Well, blogger itu adalah mahluk sosial, selain sebagai manusia yang juga mahluk sosial. Sebagai mahluk sosial tentunya blogger harus berinteraksi. Begitu dunia blog menjadi sepi karena penduduknya pada bermigrasi ke boomtown medsos, maka banyak blogger yang craving for interaction jadi tergoda ikutan pindah juga. Nah ini membuat blog-blog seperti kota mati. Tapi apakah benar mati? Ya sebenarnya tidak ya, hanya saja hakikat blog sebagai tempat menyimpan catatan kembali menjadi jurnal pribadi lagi seperti jaman buku harian yang pakai gembok dulu. Yaaa sesekali gemboknya juga dibuka sih untuk teman-teman terdekat.

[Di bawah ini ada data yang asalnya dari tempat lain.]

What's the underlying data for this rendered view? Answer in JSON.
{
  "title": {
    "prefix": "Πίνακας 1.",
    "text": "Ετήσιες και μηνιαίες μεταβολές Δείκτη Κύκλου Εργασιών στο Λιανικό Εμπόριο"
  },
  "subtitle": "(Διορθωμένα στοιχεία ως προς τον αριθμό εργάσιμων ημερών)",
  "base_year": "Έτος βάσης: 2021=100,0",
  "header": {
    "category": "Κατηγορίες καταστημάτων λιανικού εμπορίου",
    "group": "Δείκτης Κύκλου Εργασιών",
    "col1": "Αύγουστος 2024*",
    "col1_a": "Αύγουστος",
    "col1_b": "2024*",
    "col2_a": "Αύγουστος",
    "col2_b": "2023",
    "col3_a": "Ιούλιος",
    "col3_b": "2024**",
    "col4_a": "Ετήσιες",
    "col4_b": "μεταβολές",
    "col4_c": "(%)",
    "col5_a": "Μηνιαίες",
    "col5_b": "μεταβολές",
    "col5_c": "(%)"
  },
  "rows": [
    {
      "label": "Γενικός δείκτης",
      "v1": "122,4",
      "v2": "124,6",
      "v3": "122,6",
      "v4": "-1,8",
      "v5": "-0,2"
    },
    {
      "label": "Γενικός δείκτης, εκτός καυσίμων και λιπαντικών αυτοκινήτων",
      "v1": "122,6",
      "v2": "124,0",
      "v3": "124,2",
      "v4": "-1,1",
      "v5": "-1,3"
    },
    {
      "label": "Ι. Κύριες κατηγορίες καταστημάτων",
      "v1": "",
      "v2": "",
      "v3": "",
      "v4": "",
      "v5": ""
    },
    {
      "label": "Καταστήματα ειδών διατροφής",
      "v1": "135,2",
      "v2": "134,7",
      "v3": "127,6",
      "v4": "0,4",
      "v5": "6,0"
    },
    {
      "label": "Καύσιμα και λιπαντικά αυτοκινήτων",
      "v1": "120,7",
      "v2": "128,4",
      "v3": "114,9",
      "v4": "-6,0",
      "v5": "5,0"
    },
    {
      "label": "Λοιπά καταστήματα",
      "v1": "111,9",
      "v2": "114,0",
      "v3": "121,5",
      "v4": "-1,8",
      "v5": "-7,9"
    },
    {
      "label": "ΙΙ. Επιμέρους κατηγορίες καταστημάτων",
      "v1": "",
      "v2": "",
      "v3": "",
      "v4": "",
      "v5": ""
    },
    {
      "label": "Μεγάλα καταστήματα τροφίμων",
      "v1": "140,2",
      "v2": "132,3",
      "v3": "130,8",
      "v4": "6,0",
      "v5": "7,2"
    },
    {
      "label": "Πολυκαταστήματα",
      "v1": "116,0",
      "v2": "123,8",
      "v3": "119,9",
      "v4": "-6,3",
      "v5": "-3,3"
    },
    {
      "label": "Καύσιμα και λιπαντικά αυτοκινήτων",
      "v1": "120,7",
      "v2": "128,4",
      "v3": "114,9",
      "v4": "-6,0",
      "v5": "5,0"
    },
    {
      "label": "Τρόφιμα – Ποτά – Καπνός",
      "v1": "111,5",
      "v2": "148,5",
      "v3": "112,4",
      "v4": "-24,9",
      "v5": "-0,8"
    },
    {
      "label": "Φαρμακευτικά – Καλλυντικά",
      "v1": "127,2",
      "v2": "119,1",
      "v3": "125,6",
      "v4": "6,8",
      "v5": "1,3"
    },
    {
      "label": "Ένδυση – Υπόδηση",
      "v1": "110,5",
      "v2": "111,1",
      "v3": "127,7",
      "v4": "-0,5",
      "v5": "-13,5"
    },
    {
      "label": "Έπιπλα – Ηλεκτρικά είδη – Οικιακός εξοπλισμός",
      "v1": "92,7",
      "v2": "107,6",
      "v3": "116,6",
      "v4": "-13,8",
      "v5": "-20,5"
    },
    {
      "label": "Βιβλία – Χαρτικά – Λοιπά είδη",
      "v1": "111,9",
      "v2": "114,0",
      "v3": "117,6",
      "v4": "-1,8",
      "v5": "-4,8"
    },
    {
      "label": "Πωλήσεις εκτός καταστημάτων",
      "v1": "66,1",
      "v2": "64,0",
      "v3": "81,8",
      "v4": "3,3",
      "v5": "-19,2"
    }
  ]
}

Pertanyaan terakhir adalah bagaimana membuat blog tidak jadi tempat yang sepi? Jawabannya satu…..rajin-rajin lah berkunjung ke rumah tetangga sesama blogger. Tinggalkan pesan, komen, ledek-ledekan, atau apapun supaya notifikasinya sampai ke si blogger yang sedang asik main jauh di sana. Dengan demikian maka, bersama-sama kita bisa mulai membangun silaturahmi lagi.

Walah….ini mulainya dari hanya ngomongin jalan-jalan lho ya? hahaha. Gimana menurut kalian?